A lowly sergeant, but Happy Valley’s Catherine Cawood is top of the cops

Sarah Lancashire’s portrayal in the hit series is 10 times tougher than her TV predecessors
  
  

Sarah Lancashire in police uniform and a hi-vis gilet, with Susan Lynch in overalls and wearing a beanie.
Determination: Sarah Lancashire and Susan Lynch in Happy Valley. Photograph: Matt Squire/BBC/Lookout Point

I can measure out my life, not with coffee spoons, but in female cops. First, there was Insp Jean Darblay (as played by Stephanie Turner) in Juliet Bravo, who had the young me dreaming of an adulthood in which every man in the vicinity was required to call me ma’am (some hope). Then there was DCI Jane Tennison (Helen Mirren) in Prime Suspect, fighting institutional sexism one day at a time with a pair of black leather gloves, a good haircut and too much booze. Finally, there is Sgt Catherine Cawood (Sarah Lancashire) in Sally Wainwright’s Happy Valley, less highly ranked than either of her predecessors, but about 10 times as tough.

In Catherine’s hi-vis jacket and satisfying way with the word twat, we reach the apogee of the groundbreaking female TV police officer; I don’t believe, creatively speaking, she can go any higher, though I hope I’m wrong. Either way, I’m going to miss her. Every woman I know adores her, this walking, talking embodiment of the fact that the precise moment most women reach their zenith is the precise moment half the world stops listening to them. Excited as I am by Happy Valley’s tangled plots – what is the devilish Tommy Lee Royce about to do? – it’s Catherine’s determination in the face of her extreme weariness that I experience as pure energy: exhilarating, intoxicating, not-to-be-messed-with under any circumstances.

Fancy Nancy

In a speech last Wednesday at a party to celebrate 50 years of Abacus Books, the imprint’s publishing director, Richard Beswick, spoke amusingly of its earliest nonfiction titles. One was called Love Quake, another, Open Marriage, and at the mention of both, everyone laughed obligingly, picturing waterbeds and bowls of keys (though, alas, when I looked up Open Marriage later, I found a Goodreads reviewer complaining that “the possibility of sleeping with other people” is mentioned only twice in 250 pages).

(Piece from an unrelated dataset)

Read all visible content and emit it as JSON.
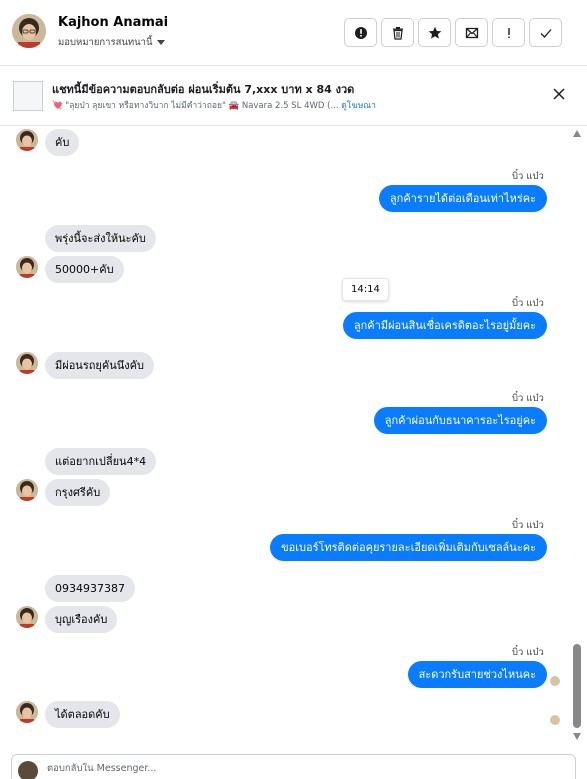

But, wait: the past, as William Faulkner told us, is not dead. It’s not even past. On the same day, I read of Gillian Anderson’s plan to “curate” a collection of women’s sexual fantasies, a project seemingly part-inspired by Nancy Friday’s book My Secret Garden, first published in 1973. Anderson has – here’s progress, I guess – set up a secure email for “submissions” and launching it, talked vaguely of liberation. But I fear history is about to repeat itself. When my friend J and I used to pass My Secret Garden back and forth between us as students, it wasn’t because we were good little feminists. Rather, it was that we couldn’t believe what wild flights of, er, fancy Nancy had induced in her contributors – and she was an obscure magazine journalist, not the former star of The X-Files.

Spiky Sylvia

Sylvia Syms, who died last month, was a wonderful actor. I love her in those great films of the late 1950s and early 1960s: Woman in a Dressing Gown, Ice Cold in Alex, Victim with Dirk Bogarde. But she was also a brilliantly spiky interviewee. When I talked to her for a book I was writing about postwar career women, she told me proudly of how she’d once copied a longed for but completely unaffordable “new look” dress by Christian Dior, running it up on her sewing machine ahead of a party. Was it a success? She thought so. On the night, Ava Gardner appeared, wearing the real thing. Gardner coolly looked her trembling fashion rival up and down, before turning to Frank Sinatra and saying: “I told you it would look better on a blonde.”